At the time of the taping Cobain was suffering from drug withdrawal. An observer noted: “There was no joking, no smiles, no fun coming from him … everyone was more than a little worried about his performance.”

That performance, which included a cover of David Bowie’s “The Man Who Sold The World,” proved Nirvana was not solely reliant on Grunge’s wall of sound.

However, in a break with MTV Unplugged tradition, Nirvana used some electric amplification and effects and played mainly lesser-known material and covers and moved over 8-million copies.

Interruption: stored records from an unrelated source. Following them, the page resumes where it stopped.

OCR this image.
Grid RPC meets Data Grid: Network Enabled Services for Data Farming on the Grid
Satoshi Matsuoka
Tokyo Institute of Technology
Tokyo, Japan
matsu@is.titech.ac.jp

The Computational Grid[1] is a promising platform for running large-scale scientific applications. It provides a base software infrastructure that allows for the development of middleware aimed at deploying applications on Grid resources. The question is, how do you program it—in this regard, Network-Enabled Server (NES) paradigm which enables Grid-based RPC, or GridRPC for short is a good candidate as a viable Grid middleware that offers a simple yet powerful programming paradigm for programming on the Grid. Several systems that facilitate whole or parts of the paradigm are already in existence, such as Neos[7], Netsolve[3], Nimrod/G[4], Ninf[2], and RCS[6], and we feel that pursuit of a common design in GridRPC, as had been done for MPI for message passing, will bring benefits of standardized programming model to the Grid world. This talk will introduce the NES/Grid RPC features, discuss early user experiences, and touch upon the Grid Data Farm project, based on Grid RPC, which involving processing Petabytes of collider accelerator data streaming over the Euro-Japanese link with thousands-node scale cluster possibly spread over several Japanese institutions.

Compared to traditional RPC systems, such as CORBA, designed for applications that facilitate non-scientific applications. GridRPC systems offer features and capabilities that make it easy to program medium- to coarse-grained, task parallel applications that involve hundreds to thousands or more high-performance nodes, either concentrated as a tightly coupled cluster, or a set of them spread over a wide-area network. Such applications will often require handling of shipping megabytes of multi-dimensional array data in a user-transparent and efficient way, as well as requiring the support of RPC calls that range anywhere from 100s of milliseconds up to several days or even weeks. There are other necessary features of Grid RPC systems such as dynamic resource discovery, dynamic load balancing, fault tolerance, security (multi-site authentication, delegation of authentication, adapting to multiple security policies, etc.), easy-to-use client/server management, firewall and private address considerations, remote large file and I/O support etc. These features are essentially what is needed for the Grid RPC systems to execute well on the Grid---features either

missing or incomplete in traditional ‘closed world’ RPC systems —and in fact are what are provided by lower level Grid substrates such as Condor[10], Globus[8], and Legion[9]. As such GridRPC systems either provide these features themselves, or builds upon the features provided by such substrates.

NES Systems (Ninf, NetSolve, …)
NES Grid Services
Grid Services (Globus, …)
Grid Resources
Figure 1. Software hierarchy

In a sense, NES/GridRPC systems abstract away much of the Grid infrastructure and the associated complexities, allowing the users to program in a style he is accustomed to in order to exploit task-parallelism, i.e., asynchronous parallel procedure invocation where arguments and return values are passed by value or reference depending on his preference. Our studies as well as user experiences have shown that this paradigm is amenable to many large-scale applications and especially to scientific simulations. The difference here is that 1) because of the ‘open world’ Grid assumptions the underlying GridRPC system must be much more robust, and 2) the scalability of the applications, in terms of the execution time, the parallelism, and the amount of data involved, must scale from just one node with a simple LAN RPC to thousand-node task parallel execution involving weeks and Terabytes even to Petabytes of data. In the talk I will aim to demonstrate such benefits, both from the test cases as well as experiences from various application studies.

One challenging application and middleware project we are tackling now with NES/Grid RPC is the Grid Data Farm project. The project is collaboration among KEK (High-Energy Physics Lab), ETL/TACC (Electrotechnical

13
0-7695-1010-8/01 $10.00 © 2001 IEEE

When things unraveled, it all went too quickly. Maybe it was life with Hole’s Courtney Love (Kurt and Courtney married in ’92 with Francis Bean born later that year). It could have been the pressures of Rock stardom. Or heroin (Cobain had been in and out – mostly out – of rehab). Maybe there was just a big hole that nobody or nothing could fill.

On April 4th, 1994, Cobain’s mother filed a missing person’s report. A few days later Cobain’s body was discovered at his Seattle residence (ruled suicide by shotgun). He was 27.

The tragedy and the seeming utter senselessness of it broke Grunge’s spell.

Compiled largely by Novoselic, “From The Muddy Banks Of The Wishkah,” a live album, was released two years after the multi-platinum “Unplugged album.

It was designed to show the band’s harder edge in contrast to the acoustic set for MTV.

The album debuted at #1 on the Billboard 200 selling nearly 159,000 copies in its first week of release and spent 25 weeks on the chart to become the band’s sixth platinum effort in the U.S.

Years later, the furious mud-slinging battle with Grohl and Novoselic pitted against Love and a fleet of attorneys subsided long enough to get the papers signed allowing the release of a retrospective simply titled “Nirvana” featuring the group’s last recording, “You Know You’re Right.”